Raphaël Kanapitsas

India travel diary – Part 3: a timely interlude

Created: 7th of March

Updated: 16th of May

I get out of bed early after a hellish night, an endless torpor made of the sounds of barking dogs, the commotion of traffic, the burnt smell of pollution and dreamlike memories of a faraway land (a.k.a home).

I spend two days at M's home, which helps me unwind. Not being alone helps with abstracting away the insanity. Of course, outside everything is still the same, but I can joke about it, talk about something else entirely, share thoughts, be reassured... I couldn't get to such a state on my own, with everything around me reminding me of the very thoughts I wished to vanquish.

Aligarh

What better way to numb the soul than to go... shopping? That's right, although it's still an adventure on its own. Of course, we aren't going to walk there, nobody does that here, as long as they can afford it. So we take the car, which is slower than walking for the first kilometer. Colorful trucks, cars, but especially crowded rickshaws, and motorcycles swerving around us. Carts full of merchandise pulled by cows or donkeys, or sometimes men. At this moment, the bigger you are, the slower you go.

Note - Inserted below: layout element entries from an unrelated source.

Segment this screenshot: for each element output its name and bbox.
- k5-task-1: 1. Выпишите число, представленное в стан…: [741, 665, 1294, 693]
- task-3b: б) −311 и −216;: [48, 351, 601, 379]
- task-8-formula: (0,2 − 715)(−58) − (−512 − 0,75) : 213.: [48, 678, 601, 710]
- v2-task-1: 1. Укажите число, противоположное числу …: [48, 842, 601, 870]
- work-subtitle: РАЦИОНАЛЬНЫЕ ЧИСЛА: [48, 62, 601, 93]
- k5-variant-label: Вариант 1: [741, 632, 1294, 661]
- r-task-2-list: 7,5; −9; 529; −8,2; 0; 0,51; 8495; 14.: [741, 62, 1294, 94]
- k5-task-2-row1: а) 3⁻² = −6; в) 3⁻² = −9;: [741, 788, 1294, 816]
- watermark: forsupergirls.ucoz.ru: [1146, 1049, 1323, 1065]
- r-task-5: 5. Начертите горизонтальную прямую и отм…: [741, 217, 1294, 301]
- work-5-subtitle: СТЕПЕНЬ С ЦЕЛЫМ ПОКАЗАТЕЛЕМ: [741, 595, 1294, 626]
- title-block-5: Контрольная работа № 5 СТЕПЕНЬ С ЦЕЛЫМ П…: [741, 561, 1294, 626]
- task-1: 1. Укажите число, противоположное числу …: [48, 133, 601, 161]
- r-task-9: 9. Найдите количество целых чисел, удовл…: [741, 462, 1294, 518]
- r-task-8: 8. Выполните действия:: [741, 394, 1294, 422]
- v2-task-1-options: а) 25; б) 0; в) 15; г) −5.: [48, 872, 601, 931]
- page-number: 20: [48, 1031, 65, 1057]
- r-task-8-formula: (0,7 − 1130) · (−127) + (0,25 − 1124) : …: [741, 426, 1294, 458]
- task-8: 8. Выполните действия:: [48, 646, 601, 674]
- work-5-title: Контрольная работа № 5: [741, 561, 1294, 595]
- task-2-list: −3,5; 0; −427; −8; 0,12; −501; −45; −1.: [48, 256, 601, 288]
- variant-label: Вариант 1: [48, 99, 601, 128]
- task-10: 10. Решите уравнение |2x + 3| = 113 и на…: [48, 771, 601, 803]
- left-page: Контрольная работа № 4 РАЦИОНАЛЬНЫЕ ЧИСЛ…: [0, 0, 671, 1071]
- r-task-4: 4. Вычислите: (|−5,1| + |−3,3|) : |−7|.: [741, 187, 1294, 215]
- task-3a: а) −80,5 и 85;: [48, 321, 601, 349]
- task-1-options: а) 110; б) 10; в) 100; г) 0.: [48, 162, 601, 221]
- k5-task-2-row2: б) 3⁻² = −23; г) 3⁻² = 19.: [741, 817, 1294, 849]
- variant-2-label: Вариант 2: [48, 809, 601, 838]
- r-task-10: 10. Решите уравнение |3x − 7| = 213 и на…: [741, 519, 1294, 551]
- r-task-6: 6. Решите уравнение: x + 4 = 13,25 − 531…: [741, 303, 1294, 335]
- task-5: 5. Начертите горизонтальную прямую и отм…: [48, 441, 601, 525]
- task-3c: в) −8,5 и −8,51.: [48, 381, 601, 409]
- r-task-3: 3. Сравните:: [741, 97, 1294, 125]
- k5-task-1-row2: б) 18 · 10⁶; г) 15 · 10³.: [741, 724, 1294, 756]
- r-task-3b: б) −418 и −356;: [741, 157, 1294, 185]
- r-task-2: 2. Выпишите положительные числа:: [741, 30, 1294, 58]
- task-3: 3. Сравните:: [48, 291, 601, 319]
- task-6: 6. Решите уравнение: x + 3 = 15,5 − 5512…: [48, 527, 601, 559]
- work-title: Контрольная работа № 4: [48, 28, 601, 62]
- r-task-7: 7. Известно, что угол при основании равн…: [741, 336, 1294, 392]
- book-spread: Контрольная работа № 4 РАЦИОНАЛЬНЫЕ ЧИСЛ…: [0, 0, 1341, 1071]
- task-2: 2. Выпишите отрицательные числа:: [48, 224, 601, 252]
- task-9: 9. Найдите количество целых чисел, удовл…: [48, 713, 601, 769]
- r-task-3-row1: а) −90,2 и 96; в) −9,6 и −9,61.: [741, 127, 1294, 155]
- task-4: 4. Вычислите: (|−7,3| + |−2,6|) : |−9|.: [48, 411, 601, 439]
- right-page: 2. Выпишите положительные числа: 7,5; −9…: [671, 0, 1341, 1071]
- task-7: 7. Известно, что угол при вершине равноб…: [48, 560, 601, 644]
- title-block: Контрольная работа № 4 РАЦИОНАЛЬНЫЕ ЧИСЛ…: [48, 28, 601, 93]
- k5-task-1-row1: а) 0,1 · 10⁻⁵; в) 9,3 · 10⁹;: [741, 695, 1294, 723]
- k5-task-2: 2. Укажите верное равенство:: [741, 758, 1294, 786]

We have a couple of errands to run, I won't bore you with the details. Simply be advised that stepping in a shop often feels like stepping into a parallel universe; for example from the chaos to a quiet, clean, nondescript shopping mall, or even to a wedding dress shop, where time flows, somehow, very much slower. At least they give tea and sweets to those who wait.

If you have read my earlier posts, you probably think I've painted a bleak picture of India—rightly so, I guess. But I have to admit that there is something very special to this country, where you can at times find beauty where you least expect it.

Today, when night falls, it changes the mood from crazy to crazy-but-delightfully-kind-of-cyberpunk-although-not-quite, as you can, I hope, attest from these pictures.

A seemingly popular dessert in India is the sizzling brownie. It's served on a hot plate, together with melted chocolate, and vanilla ice-cream on top. The plate is so hot that the chocolate sizzles. Delicious. Don't think about the sugar, shhhhhh.

Time to leave

After two days here, it's time to leave. I'm super grateful to M's family for having hosted me on such a short notice. They were welcoming and warm and kind, and it was a pleasure to experience life from their perspective. Encounters like this one are among the best you can have while traveling.

Leaving... leaving to where? Together with A, we are going to New Delhi, in order to meet some of his acquaintances and travel for two weeks. For this, we have hired a driver that will be with us for the whole trip: VJ. It's a very common thing to do here, when traveling in groups, and quite cheap.

Yes, it does feel quite weird to have a servant who's available all the time. But it is normal here, and among the many things one has to get used to.

We say goodbye and leave. Aligarh is not a very big city—by Indian standards—but amidst the traffic, we need one hour to get out of it. We spend maybe four hours in the car, before arriving in New Delhi. We have to grab the newcomers from the airport, before getting to our accommodation.

First evening in New Delhi

We are staying at the Hotel Nature View Green Park, a five-minute-walk away from Deer Park. It's a relatively calm and almost posh neighborhood. It's already night when we get to the location shown on Google Maps, but the hotel is nowhere to be found, we can't see any sign.

That's because there is no sign, and the hotel doesn't look like a hotel: it looks like every other building in the street. It was probably never meant to be a hotel in the first place. The entrance is a garage door, and the reception is found on the first floor, above a flight of grey stairs. As usual, the staff takes our passports, and proceeds to copy every detail in a giant notebook.

My room is directly opposite the reception. It's not very clean (there's plenty of dust and plastic wrappings under the bed), but I wasn't hoping for much better anyway.

Dinner is taken at The Piano Man, a nearby jazz club. A bluegrass concert is ongoing, which together with the burger, almost make me forget I'm in India (although there's no beef in the burger).